THE CONQUEROR’S SLEEP.
Sleep midst thy banners furl’d!
Yes! thou art there, upon thy buckler lying,
With the soft wind unfelt around thee sighing,
Thou chief of hosts, whose trumpet shakes the world!
Sleep, while the babe sleeps on its mother’s breast.
Oh! strong is night—for thou too art at rest!
Stillness hath smooth’d thy brow,
And now might love keep timid vigils by thee,
Now might the foe with stealthy foot draw nigh thee,
Alike unconscious and defenceless thou!
Tread lightly, watchers! Now the field is won,
Break not the rest of nature’s weary son!
Perchance some lovely dream
Back from the stormy fight thy soul is bearing,
To the green places of thy boyish daring,
And all the windings of thy native stream.
Why, this were joy!
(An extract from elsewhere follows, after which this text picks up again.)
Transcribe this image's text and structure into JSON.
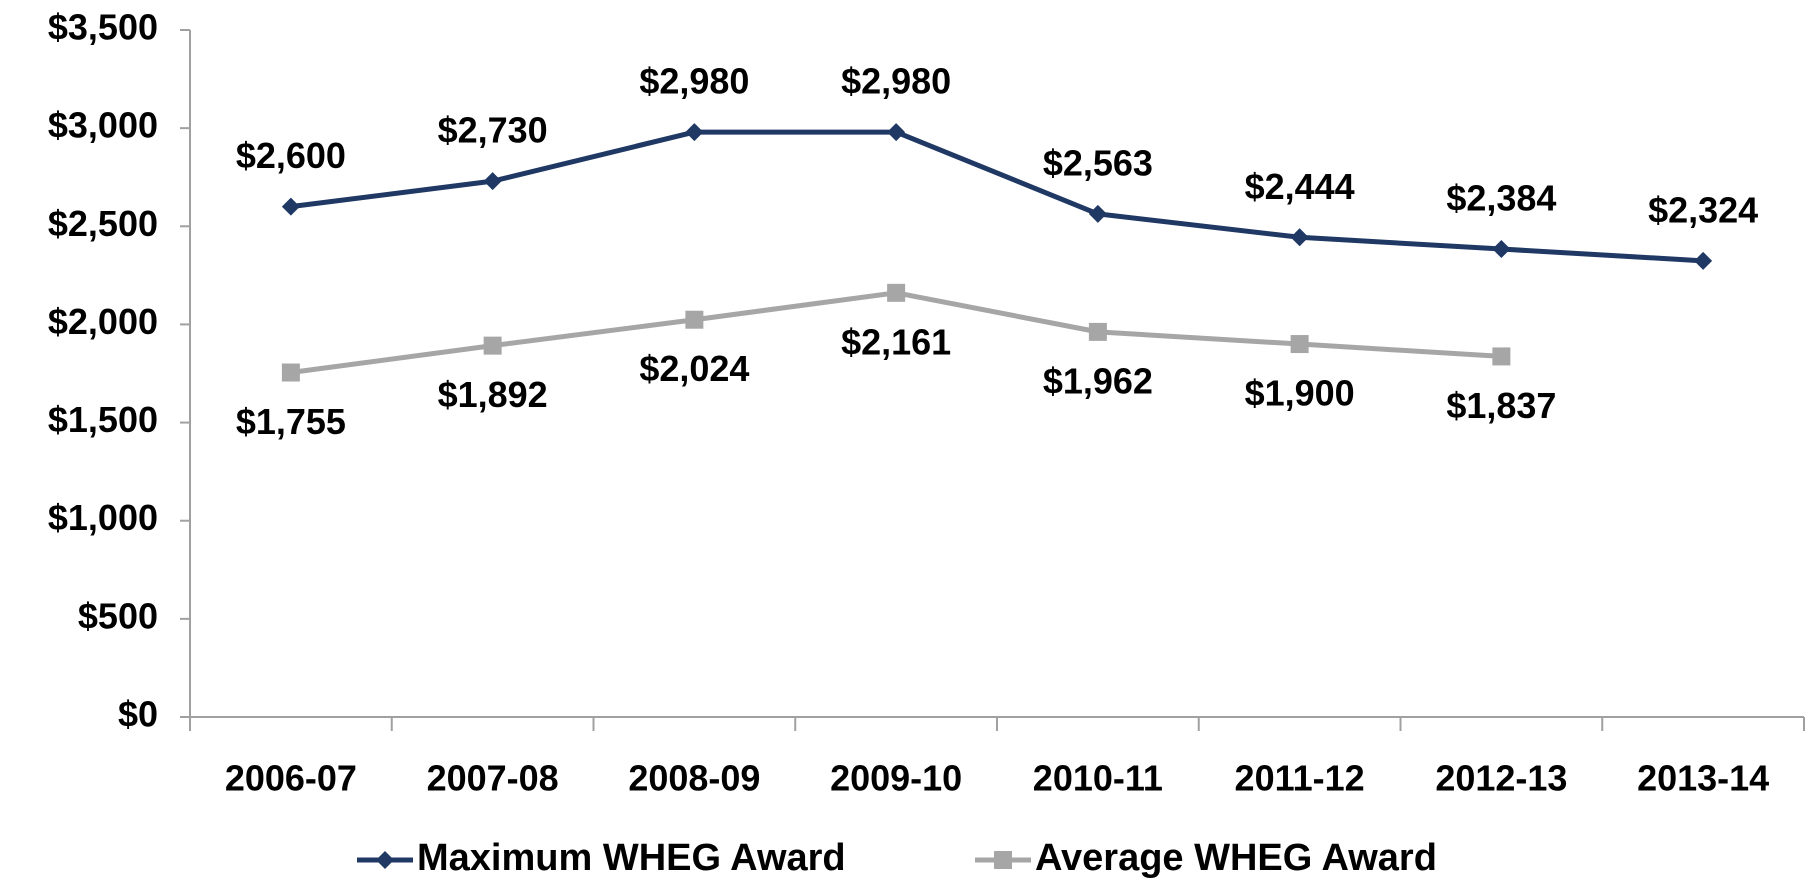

Upon the tented plain,
Dream on, thou Conqueror!—be a child again!
But thou wilt wake at morn,
With thy strong passions to the conflict leaping,
And thy dark troubled thoughts all earth o’ersweeping;
So wilt thou rise, O thou of woman born!
And put thy terrors on, till none may dare
Look upon thee—the tired one, slumbering there!
Why, so the peasant sleeps
Beneath his vine!—and man must kneel before thee,
And for his birthright vainly still implore thee!
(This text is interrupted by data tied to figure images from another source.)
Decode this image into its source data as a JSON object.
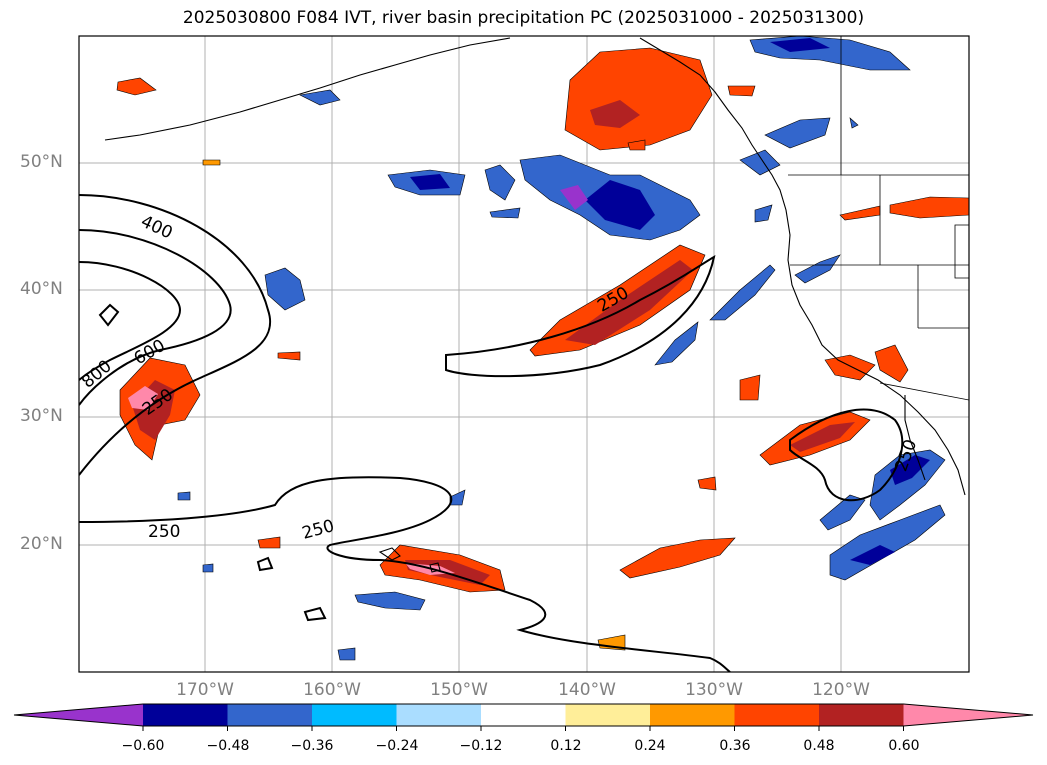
{
  "title": "2025030800 F084 IVT, river basin precipitation PC (2025031000 - 2025031300)",
  "latitude_labels": [
    "50°N",
    "40°N",
    "30°N",
    "20°N"
  ],
  "longitude_labels": [
    "170°W",
    "160°W",
    "150°W",
    "140°W",
    "130°W",
    "120°W"
  ],
  "ivt_contour_labels": [
    "400",
    "600",
    "800",
    "250",
    "250",
    "250",
    "250",
    "250"
  ],
  "colorbar": {
    "tick_labels": [
      "−0.60",
      "−0.48",
      "−0.36",
      "−0.24",
      "−0.12",
      "0.12",
      "0.24",
      "0.36",
      "0.48",
      "0.60"
    ],
    "colors": [
      "#9933cc",
      "#000099",
      "#3366cc",
      "#00bbff",
      "#aaddff",
      "#ffffff",
      "#ffee99",
      "#ff9900",
      "#ff4400",
      "#b22222",
      "#ff88aa"
    ]
  }
}
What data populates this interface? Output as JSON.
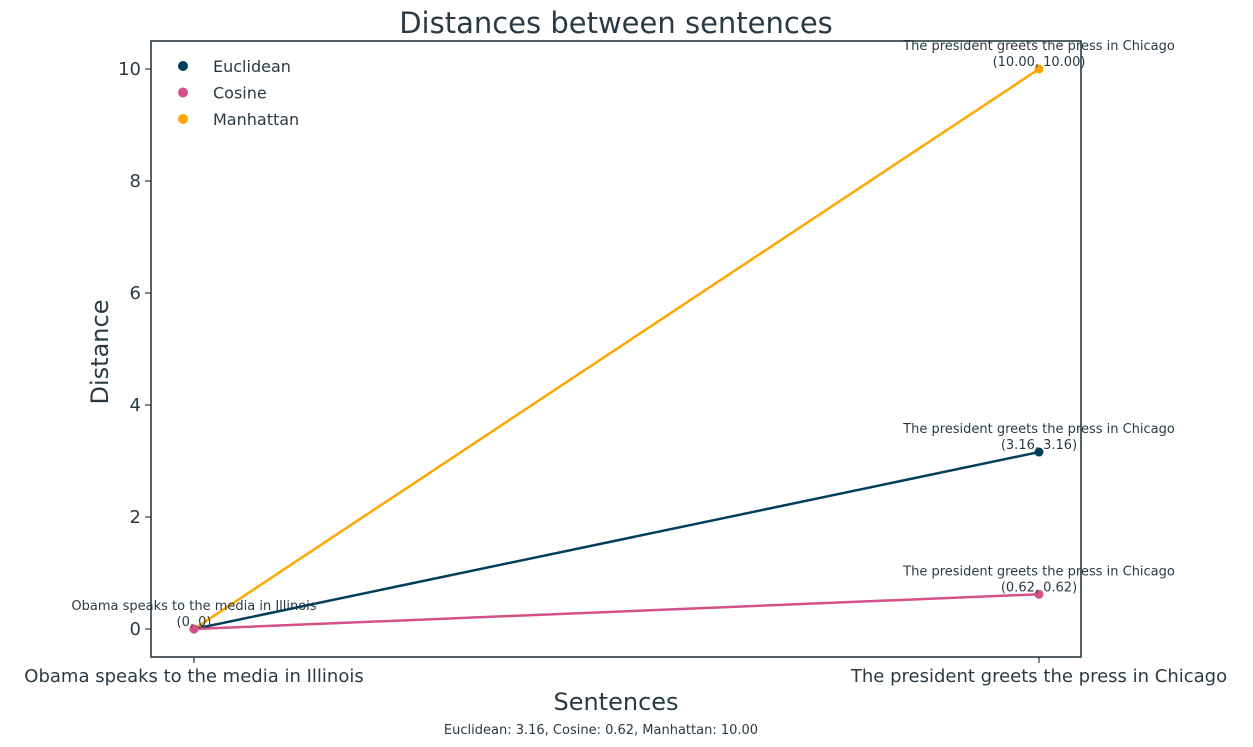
{
  "chart_data": {
    "type": "line",
    "title": "Distances between sentences",
    "xlabel": "Sentences",
    "ylabel": "Distance",
    "categories": [
      "Obama speaks to the media in Illinois",
      "The president greets the press in Chicago"
    ],
    "ylim": [
      -0.5,
      10.5
    ],
    "yticks": [
      0,
      2,
      4,
      6,
      8,
      10
    ],
    "grid": false,
    "legend_position": "top-left",
    "series": [
      {
        "name": "Euclidean",
        "values": [
          0,
          3.16
        ],
        "color": "#003f5c"
      },
      {
        "name": "Cosine",
        "values": [
          0,
          0.62
        ],
        "color": "#d45087"
      },
      {
        "name": "Manhattan",
        "values": [
          0,
          10.0
        ],
        "color": "#ffa600"
      }
    ],
    "annotations": [
      {
        "name": "Obama speaks to the media in Illinois",
        "coords": "(0, 0)",
        "x_index": 0,
        "y": 0
      },
      {
        "name": "The president greets the press in Chicago",
        "coords": "(3.16, 3.16)",
        "x_index": 1,
        "y": 3.16
      },
      {
        "name": "The president greets the press in Chicago",
        "coords": "(0.62, 0.62)",
        "x_index": 1,
        "y": 0.62
      },
      {
        "name": "The president greets the press in Chicago",
        "coords": "(10.00, 10.00)",
        "x_index": 1,
        "y": 10.0
      }
    ],
    "footer": "Euclidean: 3.16, Cosine: 0.62, Manhattan: 10.00"
  }
}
Shalt thou be stay’d because thy brother weeps?—
Wake! and forget that midst a dreaming world,
Thou hast lain thus, with all thy banners furl’d!
Forget that thou, even thou,
Hast feebly shiver’d when the wind pass’d o’er thee,
And sunk to rest upon the earth which bore thee,
And felt the night-dew chill thy fever’d brow!
Wake with the trumpet, with the spear press on!—
Yet shall the dust take home its mortal son.
OUR LADY’S WELL.[327]
Fount of the woods! thou art hid no more
From heaven’s clear eye, as in time of yore.
For the roof hath sunk from thy mossy walls,
And the sun’s free glance on thy slumber falls;
And the dim tree-shadows across thee pass,
As the boughs are sway’d o’er thy silvery glass;
And the reddening leaves to thy breast are blown,
When the autumn wind hath a stormy tone;
And thy bubbles rise to the flashing rain—
Bright Fount! thou art nature’s own again!
Fount of the vale! thou art sought no more
By the pilgrim’s foot, as in time of yore,
When he came from afar, his beads to tell,
And to chant his hymn at Our Lady’s Well.
There is heard no Ave through thy bowers,
Thou art gleaming lone midst thy water-flowers!
But the herd may drink from thy gushing wave,
And there may the reaper his forehead lave,
And the woodman seeks thee not in vain—
Bright Fount! thou art nature’s own again!
Fount of the Virgin’s ruin’d shrine!
A voice that speaks of the past is thine!
It mingles the tone of a thoughtful sigh
With the notes that ring through the laughing sky;
Midst the mirthful song of the summer bird,
And the sound of the breeze, it will yet be heard!—
Why is it that thus we may gaze on thee,
To the brilliant sunshine sparkling free?
’Tis that all on earth is of Time’s domain—
He hath made thee nature’s own again!
Fount of the chapel with ages gray!
Thou art springing freshly amidst decay;
Thy rites are closed, and thy cross lies low,
And the changeful hours breathe o’er thee now.
Yet if at thine altar one holy thought
In man’s deep spirit of old hath wrought;
If peace to the mourner hath here been given,
Or prayer, from a chasten’d heart, to heaven—
Be the spot still hallow’d while Time shall reign,
Who hath made thee nature’s own again!
[327] A beautiful spring in the woods near St Asaph, formerly covered in with a chapel, now in ruins. It was dedicated to the Virgin, and, according to Pennant, much the resort of pilgrims.
[Those who only know the neighbourhood of St Asaph from travelling along its highways, can be little aware how much delightful scenery is attainable within walks of two or three miles’ distance from Mrs Hemans’s residence. The placid beauty of the Clwyd, and the wilder graces of the sister stream, the Elwy, particularly in the vicinity of “Our Lady’s Well,” and the interesting rocks and caves at Cefn, are little known to general tourists; though, by the lovers of her poetry, it will be remembered how sweetly she has apostrophised the
“Fount of the chapel with ages gray;”
and how tenderly, amid far different scenes, her thoughts reverted to the
“Cambrian river with slow music gliding,
By pastoral hills, old woods, and ruin’d towers.”